Top of the agenda will be discussions around the criteria against which transfers of arms should either be authorised or denied. Campaigners stress that if there is a substantial risk that weapons, munitions or related equipment will be used for serious human rights violations, the sale of arms should not be authorised.
Campaigners have welcomed the UN Security Council’s decision to impose a strong arms embargo on Libya, which includes a wide range of weapons, ammunition, equipment and types of transfers.
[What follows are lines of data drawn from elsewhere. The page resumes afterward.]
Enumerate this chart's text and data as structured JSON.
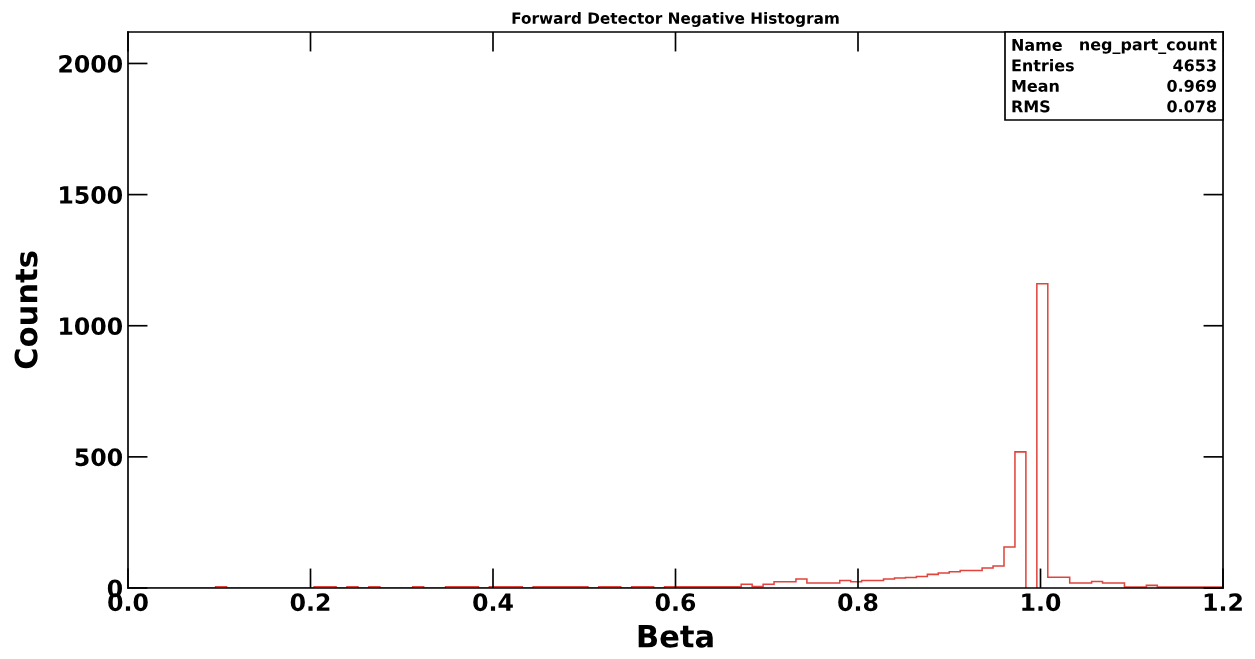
{
  "chart_data": {
    "type": "histogram",
    "title": "Forward Detector Negative Histogram",
    "xlabel": "Beta",
    "ylabel": "Counts",
    "bins": [
      0,
      0.012,
      0.024,
      0.036,
      0.048,
      0.06,
      0.072,
      0.084,
      0.096,
      0.108,
      0.12,
      0.132,
      0.144,
      0.156,
      0.168,
      0.18,
      0.192,
      0.204,
      0.216,
      0.228,
      0.24,
      0.252,
      0.264,
      0.276,
      0.288,
      0.3,
      0.312,
      0.324,
      0.336,
      0.348,
      0.36,
      0.372,
      0.384,
      0.396,
      0.408,
      0.42,
      0.432,
      0.444,
      0.456,
      0.468,
      0.48,
      0.492,
      0.504,
      0.516,
      0.528,
      0.54,
      0.552,
      0.564,
      0.576,
      0.588,
      0.6,
      0.612,
      0.624,
      0.636,
      0.648,
      0.66,
      0.672,
      0.684,
      0.696,
      0.708,
      0.72,
      0.732,
      0.744,
      0.756,
      0.768,
      0.78,
      0.792,
      0.804,
      0.816,
      0.828,
      0.84,
      0.852,
      0.864,
      0.876,
      0.888,
      0.9,
      0.912,
      0.924,
      0.936,
      0.948,
      0.96,
      0.972,
      0.984,
      0.996,
      1.008,
      1.02,
      1.032,
      1.044,
      1.056,
      1.068,
      1.08,
      1.092,
      1.104,
      1.116,
      1.128,
      1.14,
      1.152,
      1.164,
      1.176,
      1.188,
      1.2
    ],
    "values": [
      0,
      0,
      0,
      0,
      0,
      0,
      0,
      0,
      5,
      0,
      0,
      0,
      0,
      0,
      0,
      0,
      0,
      5,
      5,
      0,
      5,
      0,
      5,
      0,
      0,
      0,
      5,
      0,
      0,
      5,
      5,
      5,
      0,
      5,
      5,
      5,
      0,
      5,
      5,
      5,
      5,
      5,
      0,
      5,
      5,
      0,
      5,
      5,
      0,
      5,
      5,
      5,
      5,
      5,
      5,
      5,
      14,
      6,
      14,
      24,
      24,
      34,
      19,
      19,
      19,
      29,
      24,
      29,
      29,
      34,
      38,
      40,
      44,
      52,
      57,
      62,
      67,
      67,
      76,
      84,
      156,
      519,
      null,
      1160,
      41,
      41,
      19,
      19,
      25,
      19,
      19,
      4,
      4,
      10,
      4,
      4,
      4,
      4,
      4,
      4
    ],
    "color": "#e0443c",
    "xlim": [
      0,
      1.2
    ],
    "xticks": [
      {
        "value": 0,
        "label": "0.0"
      },
      0.2,
      0.4,
      0.6,
      0.8,
      {
        "value": 1,
        "label": "1.0"
      },
      1.2
    ],
    "ylim": [
      0,
      2120
    ],
    "yticks": [
      0,
      500,
      1000,
      1500,
      2000
    ],
    "annotations": [
      "Name",
      "neg_part_count",
      "Entries",
      "4653",
      "Mean",
      "0.969",
      "RMS",
      "0.078"
    ]
  }
}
In order to avoid further such tragedies, the world urgently needs a preventive tool.
Oliver Sprague of Amnesty International’s delegation added: “It’s more important than ever that UN member states ensure that the Arms Trade Treaty will build on this important precedent.”
Governments will be discussing what should be part of an ATT. Control Arms campaigners stress that all weapons, munitions and related equipment – from armoured vehicles, missiles and aircraft through to small arms, grenades and ammunition – for the use of force in military, police and internal security operations enforcement must be covered if the Treaty is to be effective in saving lives and preventing grave human rights abuses.
The importance of international cooperation and the need for assistance amongst countries to make the treaty work effectively will also be on the ‘to-do’ list of negotiators.
Anna Macdonald of Oxfam said: “The time where our governments and companies could operate without any legally binding rules is coming to an end. It is ridiculous that there are treaties to regulate the sale of everything from dinosaur bones to postage stamps, but not deadly weapons. Those who export arms irresponsibly need to know their trading days are numbered. It’s time to put the arms trade under control.”
One person every minute dies as a result of armed violence, with thousands more injured and abused every day, according to estimates of the Control Arms Campaign, a global civil society alliance.
Baffour Amoa of the International Action Network on Small Arms (IANSA) said: “We hope that this week we will see the development of a Treaty text laying out in detail what common standards governments will have to implement in future. It is vital that this happens considering that we are halfway through the negotiations and there is not a lot of time left.”
There are currently no comprehensive, legally binding international rules governing the trade in conventional arms, and gaps and loopholes in regional and national controls allow guns, bullets, tanks, missiles and rockets to end up in conflict zones and in the hands of those who commit war crimes, grave human rights abuses and other systemic forms of armed violence.